AbbVie chairman and chief executive officer, Richard A. Gonzalez described the deal as a transformational transaction for both companies “and achieves unique and complementary strategic objectives. The combination of AbbVie and Allergan increases our ability to continue to deliver on our mission to patients and shareholders. With our enhanced growth platform to fuel industry-leading growth, this strategy allows us to diversify AbbVie’s business while sustaining our focus on innovative science and the advancement of our industry-leading pipeline well into the future.”
Saunders said the combined company would provide “an industry-leading R&D pipeline and robust cash flows, our combined company will have the opportunity to make even bigger contributions to global health than either can alone.”
Terms of the deal
Gonzalez will head the combined company as chairman and chief executive through to 2023, while two members of Allergan’s board, including Saunders, will join AbbVie’s board once the transaction is complete. Furthermore, AbbVie shareholders will own 83 percent of the combined company, with Allergan shareholders owning the remainder.

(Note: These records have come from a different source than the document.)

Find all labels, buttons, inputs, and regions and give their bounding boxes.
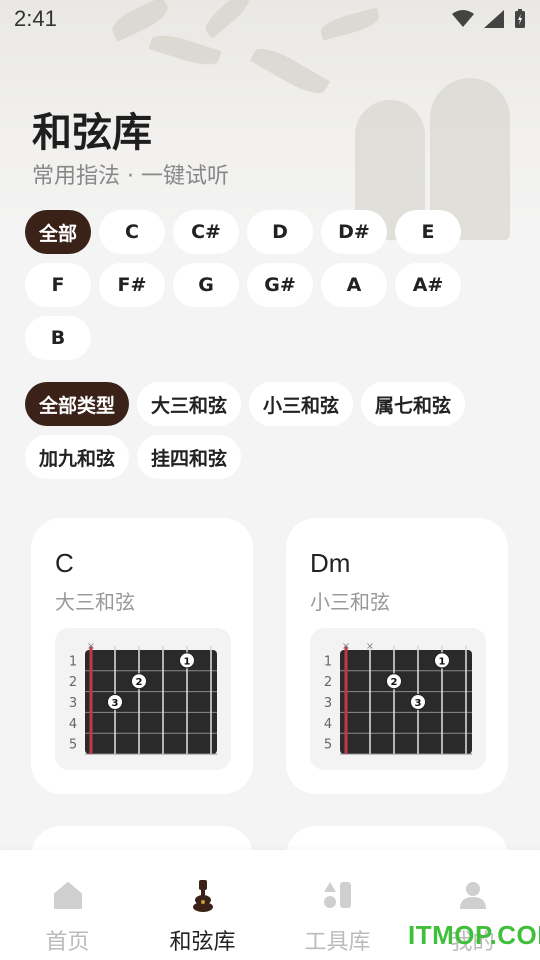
type-filter-group: 全部类型 大三和弦 小三和弦 属七和弦 加九和弦 挂四和弦 bbox=[25, 382, 525, 488]
fret-number: 1 bbox=[69, 654, 77, 669]
nav-tools-label: 工具库 bbox=[304, 930, 371, 955]
finger-number: 3 bbox=[415, 698, 422, 709]
chord-card[interactable]: C 大三和弦 × 1 2 3 4 5 1 2 3 bbox=[31, 518, 253, 794]
guitar-icon bbox=[192, 880, 213, 912]
home-icon bbox=[53, 882, 82, 909]
root-filter-a-sharp[interactable]: A# bbox=[395, 263, 461, 307]
fret-number: 1 bbox=[324, 654, 332, 669]
user-icon bbox=[459, 882, 486, 909]
fret-number: 2 bbox=[69, 675, 77, 690]
fret-number: 5 bbox=[69, 738, 77, 753]
type-filter-major[interactable]: 大三和弦 bbox=[137, 382, 242, 426]
type-filter-sus4[interactable]: 挂四和弦 bbox=[137, 435, 242, 479]
leaf-decoration bbox=[249, 41, 331, 101]
muted-string-mark: × bbox=[342, 641, 350, 652]
chord-type: 大三和弦 bbox=[55, 590, 135, 614]
finger-number: 1 bbox=[439, 656, 446, 667]
root-filter-c[interactable]: C bbox=[99, 210, 165, 254]
status-bar: 2:41 bbox=[0, 0, 540, 38]
nav-tools[interactable]: 工具库 bbox=[270, 850, 405, 960]
root-filter-b[interactable]: B bbox=[25, 316, 91, 360]
chord-diagram: × × 1 2 3 4 5 1 2 3 bbox=[310, 628, 486, 770]
tools-icon bbox=[323, 882, 351, 908]
root-filter-g-sharp[interactable]: G# bbox=[247, 263, 313, 307]
battery-icon bbox=[515, 9, 525, 28]
finger-number: 2 bbox=[136, 677, 143, 688]
page-title: 和弦库 bbox=[32, 110, 152, 156]
root-filter-a[interactable]: A bbox=[321, 263, 387, 307]
type-filter-minor[interactable]: 小三和弦 bbox=[249, 382, 354, 426]
fret-number: 3 bbox=[69, 696, 77, 711]
root-filter-all[interactable]: 全部 bbox=[25, 210, 91, 254]
root-filter-c-sharp[interactable]: C# bbox=[173, 210, 239, 254]
chord-diagram: × 1 2 3 4 5 1 2 3 bbox=[55, 628, 231, 770]
chord-diagram-svg: × × 1 2 3 4 5 1 2 3 bbox=[324, 641, 472, 755]
chord-card[interactable]: Dm 小三和弦 × × 1 2 3 4 5 1 2 3 bbox=[286, 518, 508, 794]
status-time: 2:41 bbox=[14, 6, 57, 31]
nav-home-label: 首页 bbox=[45, 930, 90, 955]
muted-string-mark: × bbox=[87, 641, 95, 652]
chord-name: C bbox=[55, 548, 74, 578]
finger-number: 2 bbox=[391, 677, 398, 688]
signal-icon bbox=[484, 10, 504, 28]
type-filter-dominant7[interactable]: 属七和弦 bbox=[361, 382, 466, 426]
root-filter-d[interactable]: D bbox=[247, 210, 313, 254]
chord-type: 小三和弦 bbox=[310, 590, 390, 614]
type-filter-all[interactable]: 全部类型 bbox=[25, 382, 130, 426]
root-filter-group: 全部 C C# D D# E F F# G G# A A# B bbox=[25, 210, 525, 369]
watermark: ITMOP.COM bbox=[408, 920, 540, 950]
finger-number: 3 bbox=[112, 698, 119, 709]
nav-chords[interactable]: 和弦库 bbox=[135, 850, 270, 960]
finger-number: 1 bbox=[184, 656, 191, 667]
root-filter-d-sharp[interactable]: D# bbox=[321, 210, 387, 254]
root-filter-f-sharp[interactable]: F# bbox=[99, 263, 165, 307]
fret-number: 4 bbox=[324, 717, 332, 732]
nav-home[interactable]: 首页 bbox=[0, 850, 135, 960]
chord-diagram-svg: × 1 2 3 4 5 1 2 3 bbox=[69, 641, 217, 755]
fret-number: 3 bbox=[324, 696, 332, 711]
root-filter-e[interactable]: E bbox=[395, 210, 461, 254]
nav-chords-label: 和弦库 bbox=[169, 930, 236, 955]
chord-name: Dm bbox=[310, 548, 351, 578]
fret-number: 4 bbox=[69, 717, 77, 732]
fret-number: 5 bbox=[324, 738, 332, 753]
fret-number: 2 bbox=[324, 675, 332, 690]
fretboard bbox=[85, 650, 217, 754]
status-icons bbox=[452, 9, 526, 29]
fretboard bbox=[340, 650, 472, 754]
root-filter-g[interactable]: G bbox=[173, 263, 239, 307]
root-filter-f[interactable]: F bbox=[25, 263, 91, 307]
type-filter-add9[interactable]: 加九和弦 bbox=[25, 435, 130, 479]
page-subtitle: 常用指法 · 一键试听 bbox=[32, 164, 229, 189]
wifi-icon bbox=[452, 10, 474, 27]
muted-string-mark: × bbox=[366, 641, 374, 652]
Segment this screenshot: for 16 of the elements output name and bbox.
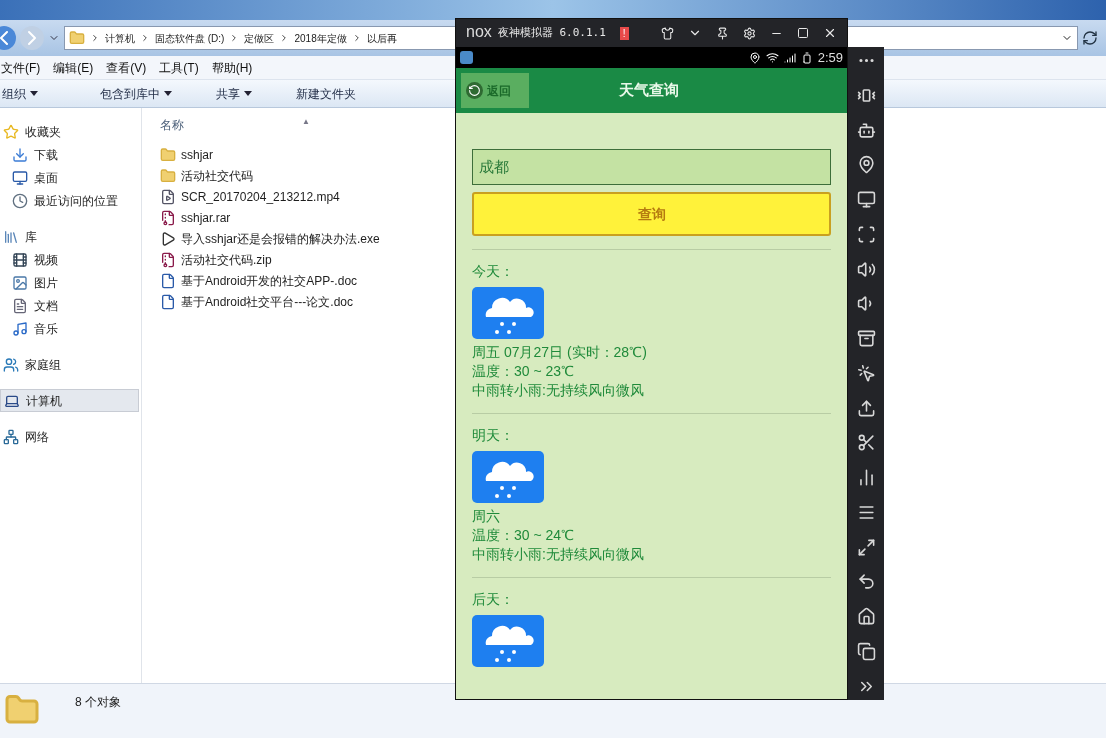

With the deal, The Guardian explained, AbbVie hoped to gain at least $2 billion in annual cost savings in the third year after the acquisition, but said it will leave investments in key growth areas untouched. With that, it will pay down its debts by $15 billion to $18 billion by the end of 2021.
The two companies expect to complete the transaction in early 2020.
Massive biopharma acquisitions in 2019
This year has witnessed some massive deals in the biopharmaceutical sector, with Bristol-Myers Squibb setting the tone when it announced in the early days of the year that it wanted to acquire Celgene Corporation in a cash plus stock deal for $74 billion – a record biopharmaceutical transaction. The deal has run into some obstacles, but both parties are confident that they will eventually close it.
Also, in January, it was reported that Eli Lilly and Company had agreed to acquire Loxo Oncology for $8 billion, as it sought to strengthen its presence in oncology.
Earlier this year, Takeda Pharmaceutical completed the takeover of Shire for $62 billion.